Il voto era stato presentato come una sorta di rivincita tra Yoon e Lee Jae-myung, il leader del Partito democratico che era stato sconfitto di misura alle presidenziali del 2022. Non ci sono dubbi su chi sia stato il vincitore. Contando anche il neonato Partito della ricostruzione dell’ex ministro della giustizia Cho Kuk, l’opposizione ha conquistato 192 dei 300 seggi dell’Assemblea nazionale. Non abbastanza per raggiungere la maggioranza di due terzi necessaria ad avviare una procedura di impeachment contro Yoon, accusato dai progressisti di aver «tradito il popolo» per il veto presidenziale con cui ha negato una commissione d’inchiesta sulla strage di Itaewon del 29 ottobre 2022, quando ci furono 156 morti nella calca dei festeggiamenti di Halloween.

Ma la proporzione della sconfitta è più che sufficiente per bloccare l’agenda del presidente, mentre la sua squadra va in frantumi. Il leader del partito al governo, Han Dong-hoo, si è dimesso. Come lui il primo ministro Han Duck-soo, il capo di gabinetto Lee Kwan-sup e tutti gli alti segretari presidenziali. Resta da vedere se Yoon accetterà tutte le dimissioni, rischiando un pericoloso vuoto gestionale. Ma di certo il presidente è azzoppato per i restanti tre anni di mandato.

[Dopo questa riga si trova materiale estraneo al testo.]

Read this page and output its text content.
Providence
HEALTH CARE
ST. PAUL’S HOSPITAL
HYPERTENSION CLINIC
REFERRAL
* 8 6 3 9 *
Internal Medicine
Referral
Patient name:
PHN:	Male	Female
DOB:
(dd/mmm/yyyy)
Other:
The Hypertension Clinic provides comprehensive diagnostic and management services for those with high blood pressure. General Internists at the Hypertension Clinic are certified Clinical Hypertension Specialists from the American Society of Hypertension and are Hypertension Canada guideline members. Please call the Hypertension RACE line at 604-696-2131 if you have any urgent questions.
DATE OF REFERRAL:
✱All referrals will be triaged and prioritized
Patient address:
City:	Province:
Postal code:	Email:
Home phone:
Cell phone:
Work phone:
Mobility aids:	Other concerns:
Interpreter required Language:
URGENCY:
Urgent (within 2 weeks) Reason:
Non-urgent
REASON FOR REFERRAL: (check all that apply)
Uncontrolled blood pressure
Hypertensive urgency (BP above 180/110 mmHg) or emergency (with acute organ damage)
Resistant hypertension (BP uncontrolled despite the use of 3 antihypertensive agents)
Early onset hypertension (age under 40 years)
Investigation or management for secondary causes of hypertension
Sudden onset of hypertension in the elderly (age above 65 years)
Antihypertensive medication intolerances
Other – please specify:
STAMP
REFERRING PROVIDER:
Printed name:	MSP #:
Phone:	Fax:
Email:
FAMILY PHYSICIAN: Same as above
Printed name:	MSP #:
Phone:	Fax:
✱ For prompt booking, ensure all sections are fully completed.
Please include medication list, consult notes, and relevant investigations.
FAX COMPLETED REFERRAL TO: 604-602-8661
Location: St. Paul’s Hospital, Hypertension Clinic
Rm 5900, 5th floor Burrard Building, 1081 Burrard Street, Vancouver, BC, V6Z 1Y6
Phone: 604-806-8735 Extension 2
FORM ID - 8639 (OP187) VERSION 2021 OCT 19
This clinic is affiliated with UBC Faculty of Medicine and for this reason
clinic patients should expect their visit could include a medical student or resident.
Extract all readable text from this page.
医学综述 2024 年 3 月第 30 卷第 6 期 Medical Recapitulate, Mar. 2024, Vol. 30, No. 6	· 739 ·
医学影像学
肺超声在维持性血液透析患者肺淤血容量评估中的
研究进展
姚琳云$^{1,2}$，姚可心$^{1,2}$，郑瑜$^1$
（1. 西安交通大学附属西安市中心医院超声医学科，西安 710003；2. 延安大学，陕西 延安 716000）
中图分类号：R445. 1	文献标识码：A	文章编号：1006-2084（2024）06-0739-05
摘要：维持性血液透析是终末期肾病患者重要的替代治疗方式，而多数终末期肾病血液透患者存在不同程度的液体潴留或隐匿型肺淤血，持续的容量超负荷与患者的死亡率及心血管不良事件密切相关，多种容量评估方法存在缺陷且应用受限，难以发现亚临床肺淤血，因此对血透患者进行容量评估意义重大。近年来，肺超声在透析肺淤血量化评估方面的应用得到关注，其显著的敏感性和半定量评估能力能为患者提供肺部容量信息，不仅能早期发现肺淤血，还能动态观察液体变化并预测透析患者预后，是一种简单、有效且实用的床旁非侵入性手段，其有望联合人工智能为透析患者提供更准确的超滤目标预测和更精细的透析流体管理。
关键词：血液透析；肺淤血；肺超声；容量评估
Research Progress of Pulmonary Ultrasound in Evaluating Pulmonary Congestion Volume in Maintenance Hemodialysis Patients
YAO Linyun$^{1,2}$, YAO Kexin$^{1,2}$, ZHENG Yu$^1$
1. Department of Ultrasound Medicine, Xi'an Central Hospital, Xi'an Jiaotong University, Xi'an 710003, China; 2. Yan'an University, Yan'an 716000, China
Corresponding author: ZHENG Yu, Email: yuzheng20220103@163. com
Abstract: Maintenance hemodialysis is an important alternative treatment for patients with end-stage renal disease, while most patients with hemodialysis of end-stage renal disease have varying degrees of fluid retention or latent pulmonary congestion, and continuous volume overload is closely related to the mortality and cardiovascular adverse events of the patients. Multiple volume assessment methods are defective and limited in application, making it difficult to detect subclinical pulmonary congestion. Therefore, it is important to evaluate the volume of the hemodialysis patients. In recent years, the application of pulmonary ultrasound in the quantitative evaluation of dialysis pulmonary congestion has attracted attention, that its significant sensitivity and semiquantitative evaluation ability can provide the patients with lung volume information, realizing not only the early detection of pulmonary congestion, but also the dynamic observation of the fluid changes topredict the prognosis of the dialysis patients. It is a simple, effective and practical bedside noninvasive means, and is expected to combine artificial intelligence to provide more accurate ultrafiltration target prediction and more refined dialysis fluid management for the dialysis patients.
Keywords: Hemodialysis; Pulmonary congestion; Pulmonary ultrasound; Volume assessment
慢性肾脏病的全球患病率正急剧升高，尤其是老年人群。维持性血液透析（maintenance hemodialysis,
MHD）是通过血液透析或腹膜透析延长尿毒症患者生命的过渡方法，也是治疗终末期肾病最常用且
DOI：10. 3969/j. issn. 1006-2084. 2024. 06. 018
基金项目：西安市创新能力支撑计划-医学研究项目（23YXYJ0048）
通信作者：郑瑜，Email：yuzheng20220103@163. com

È stato anche lasciato solo al seggio da Kim Keon-hee, la first lady protagonista di uno scandalo: avrebbe accettato in regalo una costosa borsa di Dior da un pastore protestante. Non che Lee, noto come il “Bernie Sanders sudcoreano” per le posizioni radicali sulle politiche sociali, sia esente dai guai, visto che è indagato per corruzione. Ma dopo essere uscito indenne dall’accoltellamento subito a gennaio durante un comizio, il leader dell’opposizione ha il pallino in mano sull’agenda parlamentare.

Oltre alle ripercussioni interne, l’esito del voto può avere riflessi internazionali. Da quando è presidente, Yoon ha dato una svolta alla politica estera della Corea del sud: ha rafforzato in modo drastico l’alleanza militare con gli Stati uniti, dopo aver cantato American Pie alla Casa bianca.

Ha accantonato le pretese di risarcimento per gli abusi della colonizzazione, pur di ottenere il disgelo con Tokyo. Ha assunto una linea dura con la Corea del nord, uscendo anche dalla tradizionale area grigia sui rapporti con la Cina. Un pacchetto strategico contestato dall’opposizione, che chiede maggiore equidistanza tra Washington e Pechino, non smette di credere in una possibile riapertura del dialogo con Pyongyang e giudica una «umiliazione» il modo in cui sono stati riavviati i rapporti col Giappone.

Per dimenticare le sciagure interne, Yoon potrebbe proiettarsi con ancora maggiore decisione sulla scena internazionale. Proprio ieri sono state avviate imponenti esercitazioni aeree con gli Usa. Ma i democratici americani potrebbero mettere qualche ostacolo, per esempio sul dispiegamento del sistema americano antimissile Thaad. E la realtà non smette di mordere: medici di formazione e professori di medicina hanno ripreso una protesta che dura ormai da due mesi. Uno dei tanti rebus che il sempre più solo Yoon non sta riuscendo a risolvere.